Нефедов опять поглядел ему в глаза.
– Не в этом дело, товарищ командующий. Нам эти лодки там – не нужны.
Да, он так и хотел – отрезать себе пути бегства.
– Заместителя себе назначил? – спросил генерал, наливая по второй.
– Так точно... Конечно, товарищ командующий. Старший сержант Князев меня заменит. Я его проинструктировал.
– Ну... Дай Бог, чтоб не пришлось ему... тебя заменить. Давай за это.
Нефедов молча с ним чокнулся и подождал, покуда генерал пригубит первым.

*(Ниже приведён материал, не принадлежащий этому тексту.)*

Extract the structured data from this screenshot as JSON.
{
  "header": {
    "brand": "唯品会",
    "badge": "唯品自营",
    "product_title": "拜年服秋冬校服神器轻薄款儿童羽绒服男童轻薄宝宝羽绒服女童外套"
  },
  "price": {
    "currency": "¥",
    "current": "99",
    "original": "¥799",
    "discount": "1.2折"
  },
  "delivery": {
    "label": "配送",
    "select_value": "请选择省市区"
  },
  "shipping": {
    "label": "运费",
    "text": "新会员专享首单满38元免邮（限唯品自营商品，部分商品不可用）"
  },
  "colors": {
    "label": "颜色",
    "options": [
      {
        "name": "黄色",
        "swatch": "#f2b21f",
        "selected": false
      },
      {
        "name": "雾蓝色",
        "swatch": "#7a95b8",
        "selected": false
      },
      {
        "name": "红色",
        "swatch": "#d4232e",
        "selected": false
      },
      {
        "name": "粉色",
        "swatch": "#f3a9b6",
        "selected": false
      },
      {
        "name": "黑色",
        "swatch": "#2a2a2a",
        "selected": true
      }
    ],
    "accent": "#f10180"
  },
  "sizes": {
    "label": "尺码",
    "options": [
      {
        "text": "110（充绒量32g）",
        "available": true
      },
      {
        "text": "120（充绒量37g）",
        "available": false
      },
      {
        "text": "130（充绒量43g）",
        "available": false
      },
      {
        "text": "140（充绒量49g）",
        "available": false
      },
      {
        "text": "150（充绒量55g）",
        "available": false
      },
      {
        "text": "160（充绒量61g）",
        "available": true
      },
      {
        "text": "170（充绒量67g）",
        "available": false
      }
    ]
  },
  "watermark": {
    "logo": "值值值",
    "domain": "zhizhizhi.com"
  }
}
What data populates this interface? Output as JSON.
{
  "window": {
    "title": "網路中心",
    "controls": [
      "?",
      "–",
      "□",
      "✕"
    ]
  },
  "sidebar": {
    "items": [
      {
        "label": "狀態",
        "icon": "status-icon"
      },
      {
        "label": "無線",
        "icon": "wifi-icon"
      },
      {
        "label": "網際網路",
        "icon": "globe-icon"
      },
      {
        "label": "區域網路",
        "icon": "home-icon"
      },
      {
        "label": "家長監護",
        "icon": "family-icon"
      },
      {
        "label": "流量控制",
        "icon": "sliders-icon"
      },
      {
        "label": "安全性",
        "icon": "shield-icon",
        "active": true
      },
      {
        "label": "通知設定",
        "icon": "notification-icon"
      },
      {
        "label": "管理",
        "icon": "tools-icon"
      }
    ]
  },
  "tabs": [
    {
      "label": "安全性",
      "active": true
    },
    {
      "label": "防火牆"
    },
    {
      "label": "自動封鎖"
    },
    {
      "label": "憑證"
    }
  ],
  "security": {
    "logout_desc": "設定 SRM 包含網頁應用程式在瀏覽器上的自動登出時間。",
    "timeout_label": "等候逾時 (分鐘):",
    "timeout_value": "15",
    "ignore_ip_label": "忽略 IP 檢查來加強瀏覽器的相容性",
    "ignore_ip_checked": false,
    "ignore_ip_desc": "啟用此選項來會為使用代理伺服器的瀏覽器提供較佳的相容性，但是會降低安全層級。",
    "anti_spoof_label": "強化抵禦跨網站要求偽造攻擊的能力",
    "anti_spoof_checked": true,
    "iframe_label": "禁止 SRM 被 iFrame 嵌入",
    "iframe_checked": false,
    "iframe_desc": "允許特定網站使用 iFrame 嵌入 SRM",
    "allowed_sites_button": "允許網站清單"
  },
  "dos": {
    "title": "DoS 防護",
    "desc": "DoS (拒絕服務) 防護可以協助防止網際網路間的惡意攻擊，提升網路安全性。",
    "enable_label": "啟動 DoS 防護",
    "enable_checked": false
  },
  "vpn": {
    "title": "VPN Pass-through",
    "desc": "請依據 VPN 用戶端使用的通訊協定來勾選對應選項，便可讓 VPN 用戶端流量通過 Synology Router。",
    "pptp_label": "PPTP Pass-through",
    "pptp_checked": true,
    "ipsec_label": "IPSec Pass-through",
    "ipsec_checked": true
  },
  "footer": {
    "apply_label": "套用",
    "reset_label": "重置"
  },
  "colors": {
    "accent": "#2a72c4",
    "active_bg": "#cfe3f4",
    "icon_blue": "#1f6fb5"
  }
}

– Лейтенант Нефедов, – сказал генерал, чувствуя прихлынувшую расслабленность, доброту, – возьми мне этот плацдарм. Очень тебя прошу. Ты, брат, не знаешь, что это для меня значит. И не надо тебе это знать. Думай обо всей армии. Как зацепишься, проси любой поддержки – артиллерией, авиацией. Найдешь нужным – батальон тебе в подмогу пошлю. Считай, что ты уже представлен на Героя Советского Союза. И еще четверо, кого ты сам назовешь. Остальные – все – к "Красному Знамени". Только постарайся, милый. В случае чего – ты знаешь, как меня вызвать по рации. Обращайся только к Кирееву. Это я буду Киреев. Так и требуй: "Киреева мне!"
Было что-то и впрямь неуместное, фальшивое в том, чего и как он просил у юноши, которому предстояло проплыть тысячу двести метров холодной быстрой реки, рискуя вызвать при всплеске сумасшедший сноп немецких осветительных ракет, и потом, на полоске берега, умирать от страха перед засадой, перед автоматной очередью, от которой не спрячешься под кручей, – тогда как он сам останется в чистой, покойной избе, где свет и тепло, и на столе ужин с водкой, и куда вскоре придет к нему та, которую он так напряженно ждет и о ком Нефедов наверняка знает, наслышан. Словно бы тоже чувствуя фальшь и его неловкость от сказанного, Нефедов ответил смущенно, не поднимая взгляда:
– Товарищ командующий, я все сделаю для Киреева...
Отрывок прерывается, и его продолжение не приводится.